Agora, ele não deixa de louvar a coragem dos negrenses com uma expressão muito bonita que é essa: que as armas dele, do rei, eram menos fortes do que os muros dos negrenses, e os corações dos negrenses ainda eram mais fortes do que os muros. Quer dizer, o rei era menos forte do que os muros e ainda menos forte do que os corações, que eram mais fortes do que os muros. E que, portanto, não havia razão para eles terem perdido essa batalha, mas que eles perderam por causa de um castigo, e que o castigo que eles mereciam, e que os fez derrotar pelo rei ímpio, era que eles tinham confiado, durante algum tempo, nesse rei. Ora, num herege não pode haver confiança. Um homem que está rompido com Deus é um homem ímpio no qual não se pode depositar nenhuma espécie de confiança; e o fato de eles terem depositado confiança, durante algum tempo, no rei — isto se refere a algum episódio anterior, que também não se conhece —, este fato explica que eles tenham, então, sido derrotados. “Ó rei, diz Santo Aretas, não imagine, absolutamente, que foi ele que venceu. Foi Deus que venceu pela mão dele, para castigar o povo. Mas esse povo que tinha sido condenado por Deus por causa disso, esse povo ia ser, por sua vez, reedificado. Viria um imperador da Etiópia, Elesbão, e creio que é Santo Elesbão, e haveria de reconstruir toda a Cristandade na Etiópia e haveria de derrubar no solo o rei Eretas, de maneira que, de todo o seu poder, não ficaria nada.”

Então, os senhores vêem a economia de Deus. Havia um rei ímpio Eretas; havia um povo mole e ordinário, mas ainda católico. Deus quis punir a moleza desse povo católico, que consentia, provavelmente, em ter um rei ímpio, e então permitiu que o rei ímpio perseguisse o povo católico. Ele serviu, portanto, do ímpio como açoite, para flagelar o povo mole. “Se fosses frio ou quente, Eu te aceitaria” diz a Escritura, “mas como és morno, começo a vomitar-te de minha boca”. Esse povo morno foi açoitado por Deus, pela mão do rei ímpio. Mas o rei ímpio fez isto porque Deus permitiu e não porque Deus mandou. E, por causa disso, ele pecou, e Deus tomou um varão de sua destra, Santo Elesbão, e conduziu vitoriosamente Santo Elesbão para a derrota do rei ímpio. E, com isso, ficaram naturalmente derrotados os doutores da Sinagoga, os apóstatas franitas e outras abominações do gênero, e, durante algum tempo, se reconstruiu a Cristandade na Etiópia.

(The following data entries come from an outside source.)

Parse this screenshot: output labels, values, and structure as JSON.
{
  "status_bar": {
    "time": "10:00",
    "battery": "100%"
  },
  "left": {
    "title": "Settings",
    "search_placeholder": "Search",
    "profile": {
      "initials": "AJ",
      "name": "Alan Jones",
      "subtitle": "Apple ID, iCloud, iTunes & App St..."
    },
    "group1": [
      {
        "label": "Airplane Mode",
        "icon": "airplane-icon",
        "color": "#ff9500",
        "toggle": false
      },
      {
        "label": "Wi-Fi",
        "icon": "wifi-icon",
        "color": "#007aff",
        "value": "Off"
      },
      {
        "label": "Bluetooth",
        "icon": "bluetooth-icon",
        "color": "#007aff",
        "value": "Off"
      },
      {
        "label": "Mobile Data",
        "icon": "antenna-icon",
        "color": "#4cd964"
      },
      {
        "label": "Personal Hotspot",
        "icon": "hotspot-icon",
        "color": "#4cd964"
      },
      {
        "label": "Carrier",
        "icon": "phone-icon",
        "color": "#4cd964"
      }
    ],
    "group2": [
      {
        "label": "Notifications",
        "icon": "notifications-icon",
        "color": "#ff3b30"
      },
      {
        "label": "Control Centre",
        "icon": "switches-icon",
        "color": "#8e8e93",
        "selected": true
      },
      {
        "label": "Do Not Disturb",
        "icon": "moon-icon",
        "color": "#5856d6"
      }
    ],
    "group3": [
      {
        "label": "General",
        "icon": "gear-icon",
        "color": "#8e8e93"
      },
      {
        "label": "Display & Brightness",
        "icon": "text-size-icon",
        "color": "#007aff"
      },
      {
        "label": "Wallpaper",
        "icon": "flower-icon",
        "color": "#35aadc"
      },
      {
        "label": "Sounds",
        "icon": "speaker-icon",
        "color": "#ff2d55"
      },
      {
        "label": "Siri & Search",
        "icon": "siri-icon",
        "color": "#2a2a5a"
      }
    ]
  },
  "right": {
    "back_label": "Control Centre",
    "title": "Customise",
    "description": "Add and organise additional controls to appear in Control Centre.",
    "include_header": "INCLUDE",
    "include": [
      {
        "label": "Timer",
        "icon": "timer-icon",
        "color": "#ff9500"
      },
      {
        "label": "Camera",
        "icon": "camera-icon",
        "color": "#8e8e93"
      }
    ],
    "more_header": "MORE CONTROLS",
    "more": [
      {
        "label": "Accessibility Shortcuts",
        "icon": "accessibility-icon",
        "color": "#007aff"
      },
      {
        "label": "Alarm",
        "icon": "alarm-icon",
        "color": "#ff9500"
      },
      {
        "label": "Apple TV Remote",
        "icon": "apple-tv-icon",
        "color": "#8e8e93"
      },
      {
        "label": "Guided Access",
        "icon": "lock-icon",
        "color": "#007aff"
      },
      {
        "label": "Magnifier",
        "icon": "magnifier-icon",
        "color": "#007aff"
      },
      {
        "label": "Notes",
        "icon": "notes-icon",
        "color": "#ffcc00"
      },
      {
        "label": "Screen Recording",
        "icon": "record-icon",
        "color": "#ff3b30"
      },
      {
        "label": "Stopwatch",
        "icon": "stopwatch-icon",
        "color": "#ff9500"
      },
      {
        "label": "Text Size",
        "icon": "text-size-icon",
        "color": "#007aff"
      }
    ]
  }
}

Eu não posso de deixar, ao dar este fato, chamar a atenção dos senhores para a maravilhosa beleza da Santa Igreja Católica, Apostólica, Romana. Por toda a parte onde Ela floresce, desde que os homens correspondam à influência d’Ela, nasce tudo quanto há de melhor, em toda forma, em todo grau, em todo jeito. É questão só dos homens corresponderem à influência d’Ela e à ação d’Ela. Os senhores vêem aí a Etiópia. A Etiópia que, depois, passou séculos cortada da Cristandade, por falta de comunicações, que caiu nessa heresia monofisita miserável, na qual ela se debate hoje. Houve tempo em que a Etiópia foi uma nação verdadeiramente católica. Os senhores vêem a maravilha que nasce. Aparecem esplendores de Fé católica na Etiópia como em qualquer país, como isso aí seria digno, por exemplo, da história religiosa da Espanha, nas melhores épocas da Espanha um fato como esse! Por quê? Porque não é a Espanha que é magnífica, não é a Etiópia que é magnífica, como não é Brasil, nem Argentina, nem Chile, nem Uruguai, nem nada disso. O que é magnífico é a Santa Igreja Católica Apostólica Romana, aonde a Igreja entra, todas as maravilhas de todo o gênero, de todos os modos, de todas as espécies se multiplicam do modo mais magnífico, desde que os homens digam “Amém” à influência da Igreja, digam “sim” à influência da Igreja.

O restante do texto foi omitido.